Strokes Of The Brush

 

 

Kasimir Malewitsch's "Black Square" is one of the icons of 20th's century painting. Malewitsch used it to deny all relations of art and its representations to nature. But the famous "point zero of painting" is not smooth and shapeless: the structure of the Black Square has been created by fine impressionistic strokes of the brush, the edges of the square are frayed out.

Heng Li also fills the canvas with strokes of the brush. They remind you of blades of grass as well as monochrome painting. His paintings have names like "At The Beginning", "Now" or "The Black". While the work "Now" offers the view of a green meadow without horizon, "At The Beginning" forces the viewer to enter the center of the picture. "The Black" is pure surface in which lines and strokes of the brush, blades of grass are engraved.

 

Heng Li is not interested in concreteness, this becomes apparent when viewing "Apparently Beautiful", one of the few concrete works of the artist. On a black, wavy sea of grass stands a red chair. It is most likely the most common chair on earth - without a famous designer and available for only two Euros around the world. Heng Li allows the chair to cast a shadow, thus cleverly adding another level. By having this most common object throwing its illusion onto the black illusion of the grass covered ground, Heng Li negates the borders of nature and concreteness.

 

The question what his paintings depict is apparent. Is it really grass? Heng Li studied at the Academy of Visual Arts in Nuremberg from 2004 to 2009 and was named Master Student 2009. Before that he studied classical Chinese calligraphy in China for many years. Painting grass is the focus of the young artist for two years now. Grass stands for the eternal seasonal cycle of creation, growth and decay as well as the continuous restart. It stands for human beings, that according to Buddhism, are forced into this exact cycle of life, until after several rebirths they can enter the state of nirvana, the highest form of being that cannot be described with words and that of course cannot be painted. It is an absolute state, a kind of deep peace and calmness. A point zero.
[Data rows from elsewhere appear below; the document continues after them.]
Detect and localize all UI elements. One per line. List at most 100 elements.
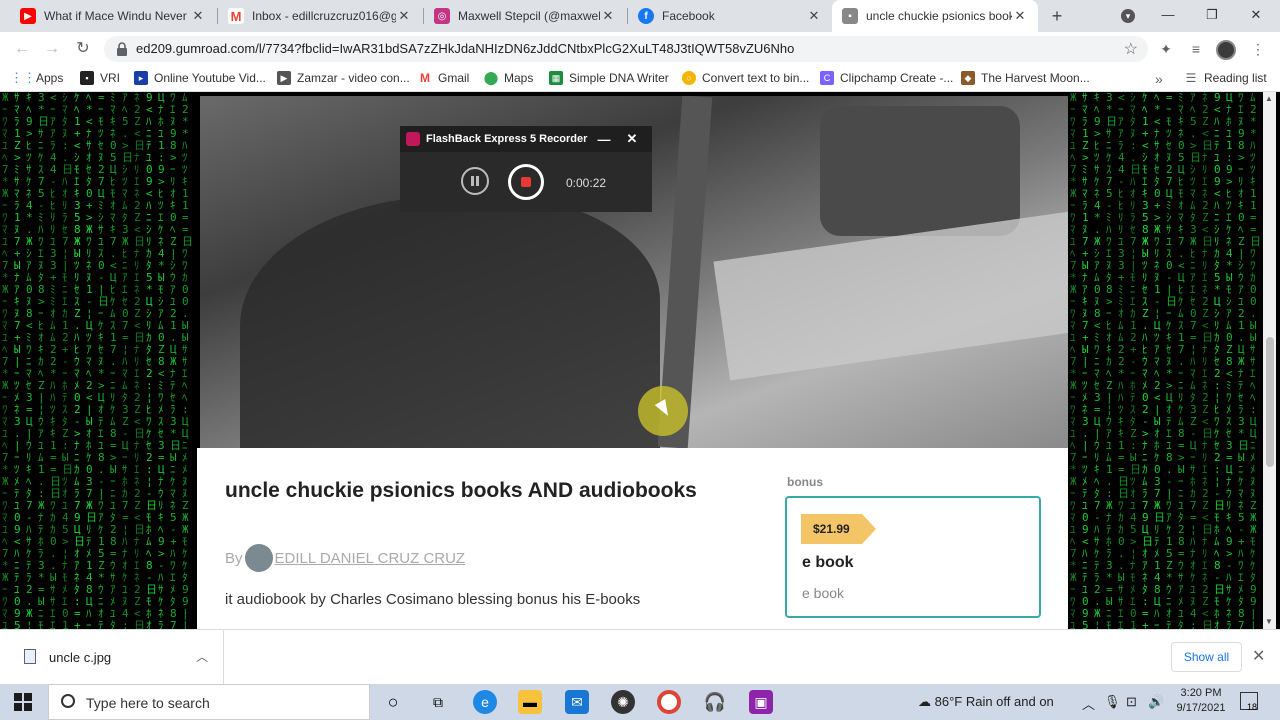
tab-facebook[interactable]: f Facebook ✕: [628, 0, 832, 32]
microphone-icon[interactable]: 🎙: [1104, 694, 1121, 710]
bookmark-harvest-moon[interactable]: ◆ The Harvest Moon...: [961, 71, 1090, 85]
scrollbar-thumb[interactable]: [1266, 337, 1274, 467]
recorder-close-button[interactable]: ✕: [618, 131, 646, 147]
close-icon[interactable]: ✕: [806, 8, 822, 24]
gumroad-icon: ▪: [842, 8, 858, 24]
bookmark-online-youtube[interactable]: ▸ Online Youtube Vid...: [134, 71, 266, 85]
matrix-glyph-column: 9 < ﾊ ﾆ ﾃ ﾕ 0 9 < ﾊ ﾆ ｼ ﾘ ｶ ﾀ 5 * Ц ｼ ﾘ …: [146, 92, 157, 629]
download-item[interactable]: uncle c.jpg ︿: [8, 630, 224, 684]
recorder-title: FlashBack Express 5 Recorder: [426, 133, 588, 145]
bookmark-maps[interactable]: ⬤ Maps: [484, 70, 533, 85]
minimize-button[interactable]: —: [1146, 0, 1190, 32]
new-tab-button[interactable]: +: [1045, 4, 1069, 28]
windows-start-icon[interactable]: [14, 693, 32, 711]
network-icon[interactable]: ⊡: [1126, 694, 1137, 710]
restore-button[interactable]: ❐: [1190, 0, 1234, 32]
back-button[interactable]: ←: [10, 37, 34, 61]
scroll-down-icon[interactable]: ▼: [1265, 617, 1273, 626]
bookmark-clipchamp[interactable]: C Clipchamp Create -...: [820, 71, 953, 85]
bookmarks-overflow-chevron-icon[interactable]: »: [1155, 71, 1163, 87]
product-description: it audiobook by Charles Cosimano blessin…: [225, 591, 641, 608]
tab-search-button[interactable]: ▾: [1106, 0, 1150, 32]
close-icon[interactable]: ✕: [1012, 8, 1028, 24]
screen: ▶ What if Mace Windu Never T ✕ M Inbox -…: [0, 0, 1280, 720]
reload-button[interactable]: ↻: [71, 37, 95, 61]
bookmark-apps[interactable]: ⋮⋮ Apps: [10, 70, 63, 85]
url-text[interactable]: ed209.gumroad.com/l/7734?fbclid=IwAR31bd…: [136, 41, 794, 56]
forward-button[interactable]: →: [40, 37, 64, 61]
lock-icon: [117, 42, 127, 56]
matrix-glyph-column: = ｰ ﾓ ﾂ ｾ ﾇ 2 7 Ц ﾐ ｼ ｻ ﾕ ｽ 0 - | 日 ｰ ｹ …: [1166, 92, 1177, 629]
show-all-button[interactable]: Show all: [1171, 642, 1242, 672]
pause-button[interactable]: [461, 167, 489, 195]
browser-toolbar: ← → ↻ ed209.gumroad.com/l/7734?fbclid=Iw…: [0, 32, 1280, 66]
tab-instagram[interactable]: ◎ Maxwell Stepcil (@maxwellst ✕: [424, 0, 626, 32]
close-icon[interactable]: ✕: [396, 8, 412, 24]
close-icon[interactable]: ✕: [190, 8, 206, 24]
search-placeholder: Type here to search: [86, 695, 210, 711]
matrix-glyph-column: ﾑ 2 * * ﾊ ﾂ ﾂ ｷ 1 1 = = 日 ﾜ ﾜ ｶ 0 0 . Ы …: [1250, 92, 1261, 629]
bookmarks-bar: ⋮⋮ Apps ▪ VRI ▸ Online Youtube Vid... ▶ …: [0, 66, 1280, 92]
bookmark-zamzar[interactable]: ▶ Zamzar - video con...: [277, 71, 410, 85]
profile-avatar[interactable]: [1216, 40, 1236, 60]
author-link[interactable]: EDILL DANIEL CRUZ CRUZ: [275, 550, 466, 567]
matrix-glyph-column: = ｰ ﾓ ﾂ ｾ ﾇ 2 7 Ц ﾐ ｼ ｻ ﾕ ｽ 0 - | 日 ｰ ｹ …: [98, 92, 109, 629]
reading-list-label: Reading list: [1204, 71, 1267, 85]
tab-youtube[interactable]: ▶ What if Mace Windu Never T ✕: [10, 0, 216, 32]
task-view-icon[interactable]: ⧉: [426, 690, 450, 714]
recording-timer: 0:00:22: [566, 176, 607, 190]
cortana-icon[interactable]: ○: [381, 690, 405, 714]
matrix-glyph-column: ｻ ﾏ ﾗ 1 Z > ﾐ ｻ ﾏ ﾗ 1 ﾇ 7 + Ы ﾅ ｱ ｷ ﾇ 7 …: [14, 92, 21, 629]
mail-icon[interactable]: ✉: [565, 690, 589, 714]
weather-widget[interactable]: ☁ 86°F Rain off and on: [918, 694, 1054, 710]
extensions-icon[interactable]: ✦: [1156, 39, 1176, 59]
flashback-app-icon[interactable]: ▣: [749, 690, 773, 714]
headphones-icon[interactable]: 🎧: [703, 690, 727, 714]
product-title: uncle chuckie psionics books AND audiobo…: [225, 479, 697, 502]
scroll-up-icon[interactable]: ▲: [1265, 94, 1273, 103]
bookmark-gmail[interactable]: M Gmail: [418, 71, 469, 85]
menu-dots-icon[interactable]: ⋮: [1248, 39, 1268, 59]
edge-icon[interactable]: e: [473, 690, 497, 714]
chrome-icon[interactable]: [657, 690, 681, 714]
matrix-glyph-column: < ｰ ｱ ｱ ﾗ 4 4 - ﾋ ﾋ ﾘ ﾘ ﾕ 3 3 + ﾐ ﾐ ｵ ﾑ …: [1118, 92, 1129, 629]
bookmark-convert-text[interactable]: ○ Convert text to bin...: [682, 71, 809, 85]
tab-gumroad-active[interactable]: ▪ uncle chuckie psionics books ✕: [832, 0, 1038, 32]
chevron-up-icon[interactable]: ︿: [196, 648, 208, 665]
app-icon[interactable]: ✺: [611, 690, 635, 714]
matrix-glyph-column: ﾍ * < ﾅ ｻ ｵ ｾ ﾀ 0 + > Ж ﾜ ﾘ ﾈ ﾇ 1 - ¦ Ц …: [86, 92, 97, 629]
notifications-icon[interactable]: 18: [1240, 692, 1258, 712]
weather-icon: ☁: [918, 694, 931, 709]
taskbar-clock[interactable]: 3:20 PM 9/17/2021: [1168, 686, 1234, 716]
convert-text-icon: ○: [682, 71, 696, 85]
bonus-label: bonus: [787, 475, 823, 489]
file-explorer-icon[interactable]: ▬: [518, 690, 542, 714]
bookmark-star-icon[interactable]: ☆: [1124, 39, 1138, 59]
bookmark-label: Zamzar - video con...: [297, 71, 410, 85]
volume-icon[interactable]: 🔊: [1148, 694, 1164, 710]
stop-record-button[interactable]: [508, 164, 544, 200]
matrix-background-left: Ж ｰ ﾜ ﾏ ﾕ ﾍ 7 * Ж ｰ ﾜ ﾏ ﾕ ﾍ 7 * Ж ｰ ﾜ ﾏ …: [0, 92, 195, 629]
close-downloads-icon[interactable]: ✕: [1252, 646, 1265, 666]
tab-gmail[interactable]: M Inbox - edillcruzcruz016@gm ✕: [218, 0, 422, 32]
taskbar-search-box[interactable]: Type here to search: [48, 684, 370, 720]
matrix-glyph-column: ｹ ﾍ 1 + < ｼ ﾓ ｴ ｷ 3 5 8 Ж Ы ﾂ ﾘ ｾ ｽ Z . …: [1142, 92, 1153, 629]
matrix-glyph-column: ｼ ﾏ ﾀ ﾇ : . 日 ﾊ ｵ ﾘ ﾗ ｾ 7 ¦ | ﾓ ﾆ ｴ ｶ 1 …: [62, 92, 73, 629]
matrix-glyph-column: ｻ ﾏ ﾗ 1 Z > ﾐ ｻ ﾏ ﾗ 1 ﾇ 7 + Ы ﾅ ｱ ｷ ﾇ 7 …: [1082, 92, 1089, 629]
media-control-icon[interactable]: ≡: [1186, 39, 1206, 59]
clock-time: 3:20 PM: [1180, 687, 1222, 699]
page-scrollbar[interactable]: ▲ ▼: [1263, 92, 1276, 629]
author-avatar[interactable]: [244, 544, 273, 572]
bonus-product-card[interactable]: $21.99 e book e book: [785, 496, 1041, 618]
bookmark-vri[interactable]: ▪ VRI: [80, 71, 120, 85]
recorder-minimize-button[interactable]: —: [590, 132, 618, 147]
bookmark-label: The Harvest Moon...: [981, 71, 1090, 85]
close-icon[interactable]: ✕: [600, 8, 616, 24]
matrix-glyph-column: ﾐ ﾏ ｷ ﾈ 0 5 Ц ﾋ ﾓ ｵ ﾏ ｷ 7 . < Ц ﾋ ｹ ﾑ ｽ …: [110, 92, 117, 629]
close-window-button[interactable]: ✕: [1234, 0, 1278, 32]
reading-list-button[interactable]: ☰ Reading list: [1184, 71, 1267, 85]
show-hidden-icons-chevron-icon[interactable]: ︿: [1082, 694, 1095, 713]
matrix-glyph-column: ﾑ 2 * * ﾊ ﾂ ﾂ ｷ 1 1 = = 日 ﾜ ﾜ ｶ 0 0 . Ы …: [182, 92, 193, 629]
address-bar[interactable]: ed209.gumroad.com/l/7734?fbclid=IwAR31bd…: [104, 36, 1148, 62]
bookmark-simple-dna-writer[interactable]: ▦ Simple DNA Writer: [549, 71, 669, 85]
The so called "Grass Characters" are one of the five main categories of Chinese calligraphy. Attributes of this italic style are the simplified structure, blending strokes and flowing lines. Within the five styles of Chinese calligraphy, the "Grass Characters" resemble abstract art most closely.

 

Like Kasimir Malewitsch's "Black Square" Heng Li does not deny the art of painting. Both take the stroke of the brush seriously. Malewitsch dissolves it, makes it nearly invisible on the black surface. Heng Li moves between a reference to nature (grass) and scripture (calligraphy). Meeting this fine line exactly creates the tenseness.

We are reminded that the "point zero of painting" nearly hundred years ago was not the end, but the beginning of a never ending discourse. Heng Li discusses the potential of the stroke of the brush and in the end asks for painting's power of reference in a globalized culture.